Benar saja, Silvilla sepertinya merasakan bahwa aku pasti gugup. Ia malah mendekat dan menempelkan dadanya kearah lengan kiriku, kini kami seperti sepasang kekasih yang nekat berduaan ditengah sekolah.
Aku menoleh dan melihat kebawah, kearah 'Senjata-ku' dengan meneguk ludah dan keringat dingin.
Itu yang terjadi kemarin.
Dan kini, dalam situasi yang mendesak ini sungguh-Penisku-terus terang saja, mengeras sampai pada titik yang tak mampu kutahan lagi.

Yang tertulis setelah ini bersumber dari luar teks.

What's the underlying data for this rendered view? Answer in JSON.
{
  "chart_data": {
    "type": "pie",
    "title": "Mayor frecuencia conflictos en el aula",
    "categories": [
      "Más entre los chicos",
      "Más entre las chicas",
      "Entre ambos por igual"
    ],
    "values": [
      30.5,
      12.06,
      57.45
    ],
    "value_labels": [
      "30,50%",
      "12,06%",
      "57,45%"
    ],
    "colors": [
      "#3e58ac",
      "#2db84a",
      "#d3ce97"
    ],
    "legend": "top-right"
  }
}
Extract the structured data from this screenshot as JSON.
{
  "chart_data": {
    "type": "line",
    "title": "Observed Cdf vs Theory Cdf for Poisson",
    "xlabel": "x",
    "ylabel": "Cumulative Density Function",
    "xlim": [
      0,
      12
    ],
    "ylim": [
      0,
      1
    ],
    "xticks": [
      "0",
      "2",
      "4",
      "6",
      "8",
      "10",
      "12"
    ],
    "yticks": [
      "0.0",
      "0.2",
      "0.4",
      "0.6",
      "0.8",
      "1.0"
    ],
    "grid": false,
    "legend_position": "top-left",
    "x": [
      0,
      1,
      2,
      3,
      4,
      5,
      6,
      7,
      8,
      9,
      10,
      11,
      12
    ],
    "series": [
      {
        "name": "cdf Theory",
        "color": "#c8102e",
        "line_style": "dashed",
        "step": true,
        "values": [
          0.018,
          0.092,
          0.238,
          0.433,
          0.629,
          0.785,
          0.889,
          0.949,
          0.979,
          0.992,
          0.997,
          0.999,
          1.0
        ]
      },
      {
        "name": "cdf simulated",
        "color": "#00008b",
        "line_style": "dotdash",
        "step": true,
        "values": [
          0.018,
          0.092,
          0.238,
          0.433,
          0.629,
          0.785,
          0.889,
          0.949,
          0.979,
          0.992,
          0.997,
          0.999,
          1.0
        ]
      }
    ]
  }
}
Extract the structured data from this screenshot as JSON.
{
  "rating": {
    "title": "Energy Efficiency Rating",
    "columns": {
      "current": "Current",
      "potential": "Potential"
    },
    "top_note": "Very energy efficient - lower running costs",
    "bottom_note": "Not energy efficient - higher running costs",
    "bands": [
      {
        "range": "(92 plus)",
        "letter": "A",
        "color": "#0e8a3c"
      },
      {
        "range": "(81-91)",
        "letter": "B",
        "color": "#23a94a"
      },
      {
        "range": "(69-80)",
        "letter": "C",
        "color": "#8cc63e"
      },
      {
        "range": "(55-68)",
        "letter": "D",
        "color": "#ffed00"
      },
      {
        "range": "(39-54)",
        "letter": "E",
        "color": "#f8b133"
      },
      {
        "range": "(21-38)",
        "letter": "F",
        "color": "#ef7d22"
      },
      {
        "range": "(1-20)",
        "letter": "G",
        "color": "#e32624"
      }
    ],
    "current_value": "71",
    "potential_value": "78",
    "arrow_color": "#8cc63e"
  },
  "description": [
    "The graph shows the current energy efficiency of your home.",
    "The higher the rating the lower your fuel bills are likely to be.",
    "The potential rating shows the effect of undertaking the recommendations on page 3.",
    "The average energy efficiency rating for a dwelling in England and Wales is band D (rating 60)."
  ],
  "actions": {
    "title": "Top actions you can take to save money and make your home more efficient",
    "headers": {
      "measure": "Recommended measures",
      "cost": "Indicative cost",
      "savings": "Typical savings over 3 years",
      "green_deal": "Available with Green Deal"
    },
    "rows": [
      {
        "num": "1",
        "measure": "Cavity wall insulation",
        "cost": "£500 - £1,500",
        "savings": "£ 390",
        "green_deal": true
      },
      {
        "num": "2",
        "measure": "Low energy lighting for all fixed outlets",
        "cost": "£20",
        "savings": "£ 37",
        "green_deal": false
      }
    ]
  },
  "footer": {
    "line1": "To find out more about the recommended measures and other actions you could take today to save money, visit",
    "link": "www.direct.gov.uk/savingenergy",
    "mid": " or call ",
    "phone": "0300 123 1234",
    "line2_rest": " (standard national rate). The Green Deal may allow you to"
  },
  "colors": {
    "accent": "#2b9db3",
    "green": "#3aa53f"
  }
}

Silvilla dengan wajah imutnya yang merasa ketakutan, melirik kearah bawah, aku yakin penisku menyentuh tubuhnya, entah bagian mana itu. Dan itu membuatku semakin panas, membuat tubuhku semakin meriang. Nafasku berat.
"Juan, mereka..."
Dengan cepat kututup mulut Silvilla dengan kedua tanganku, mengisyaratkan kepadanya agar tidak bersuara.
Kami dikejar-kejar oleh kumpulan 'Cowok Tehnik' karena sebuah kesalahpahaman.
Tidak, ini bukan kesalahpahaman. Silvilla yang tak kusangka ternyata cewek yang berani dan bernafsu tinggi, meledek dan memicu gairah para cowok tadi persis diakhir jam pelajaran sekolah.
Akhirnya pemimpin dari Kelas Tehnik, Donny, Terpicu nafsunya dan mengajak Silvilla untuk bersenang-senang bersama.
Aku tidak terima dengan ucapan itu dan mengajak gadis itu untuk mengabaikannya, rupanya Donny marah dan tiba-tiba menghantamkan pukulan kearahku.
Silvilla menghentikannya, memasang badan diantara kami, lalu seorang diantara teman Donny menariknya kearah kawanan itu dan mengajaknya ke Kelas Tehnik.
Donny mengangkat tubuhku, lalu menghantamkan satu pukulan lagi. Tekadku untuk menjauhkan Silvilla dari mereka membuatku tak jatuh kali ini, malah dengan sigap berlari kearah Kelas Tehnik.
Didepan mataku sebagian Pelajar sudah membuka seragam mereka. Aku melihat sekeliling, berharap ada seorang guru yang bisa menyelamatkan kami. Tapi sia-sia.
Akhirnya aku menerjang kawanan itu dan menarik Silvilla keluar dari ruang itu.